That post he just made is quite useful to to the crowd of people that may not be familiar with you and your particular flavor of bias.
He knows you. And 5 slashot moderators know you and are willing to spend points to bump this up.
His post was, in short, insightful.
But hey, some people need more help than others,
Feel free to point out the facts I get wrong
CAN DO!
Your overall argument is that the rich aren't all that powerful and the poor have plenty of power. That the poor can get together and give their money to political organizations that run this town.
And that'd be nice, if it were true. But the fact of the matter is that the rich ARE powerful, very powerful, to the point that
Fact: The gini coefficient in the USA is rising. The rich are getting richer, the poor are getting poorer, and the middle class is shrinking.

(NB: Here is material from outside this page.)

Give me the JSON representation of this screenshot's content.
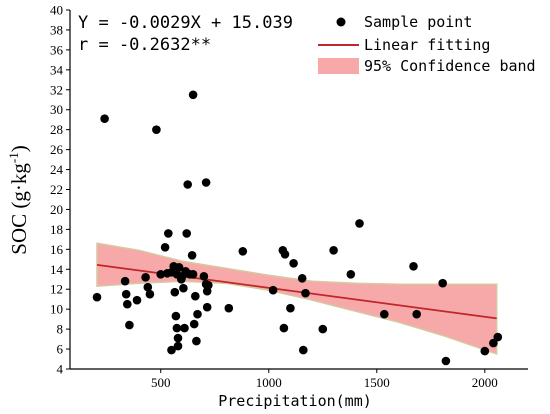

Political ideologues aren't simply "always going to be around." Some of them are dangerous and need to be guarded against.
Not when they're homeless poor people. The crazy guy ranting on the corner WILL always be there and no, there's no real need to go guard against him. If anything we need to guard against the people trying to censor him.
The guy is harmless, at least on a political scale. He has zero hope of swaying the masses. If he somehow managed to gather a crowd and/or become a cult leader, and people started to listen to him, he'd probably no longer be a poor homeless person. He'd transform into a radio host, a televangelist, a full-blown-locked-in-a-compound cult leader, or worse, a CEO.
When did "the rich" develop a monopoly on TV and radio stations?
Since their inceptions? Only the rich could afford to step into those industries. They were serious money ordeals back in the day. But hey, now anyone with a phone can shoot video. Look at all of those mom&pop TV channels watched by millions! Oh, wait, no, that's Youtube and the Internet.
Well radio broadcasters are cheap! Look at all the... oh wait, the barrier to entry for commercial radio stations is really high just to keep competition out. Well there's always HAM... which is specifically barred from making money from it.
So this one is wrong. You're presuming there was a time that the rich didn't have a monopoly on it. And that isn't true.
Are you confusing "the rich" with corporations?
And this might be the basis of why your worldview is so fucked.
YES. The rich and powerful run the corporations. Literally. The job is titled "CEO". Their boss is supposed to be the shareholders, but it's effectively the board, which is composed of a handful of rich people who are CEOs of their own corporations which have the original CEO on THEIR board.
Is there some group or segment of the population that you think doesn't have at least some radio stations catering to it?
And this here is some fantastic spin. Here let me point it out for you.
"catering to".
There is some rich individual, running a corporation that controls a chunk of spectrum that caters to rednecks. They pay lip-service to the cultural background of the redneck, play the right music, and run ads that hit the mark, but it is wholly controlled, steered, and profited by soulless corporate goons that don't know the difference between a banjo and a guitar. If you think that a corporation that SELLS to a group is the same thing as the group being politically empowered, then you are monstrously fucked up.
Who are the rich people that you are apparently claiming are "spending billions of dollars in foreign countries to start civil wars"?
Bush. Rumsfeld. Cheney. They spent billions of (someone else's) dollars to destabilize the middle east. The sectarian violence in Iraq during the US occupation killed 100's of thousands.
Arguably (and it's a loose argument), the Iraq war helped push the Arab spring. People were reminded that the old-powers can be overthrown.
Vietnam was quite profitable for a specific subset of Americans.
But I think he was referencing Iraq.
There are poor ideologues just as there are rich ones, don't lose sight of that.
Oh, for sure, but THEY ARE POWERLESS. The traditional fear was that the poor rabble-rousers would get everyone together with pitchforks and storm the castle. There doesn't seem to be much of a worry of that anymore.
The ACLU, EFF, Teamsters, Democrats and Republicans are largely run and funded by rich people that say that poor people have rights too. (and sometimes they act on it as well).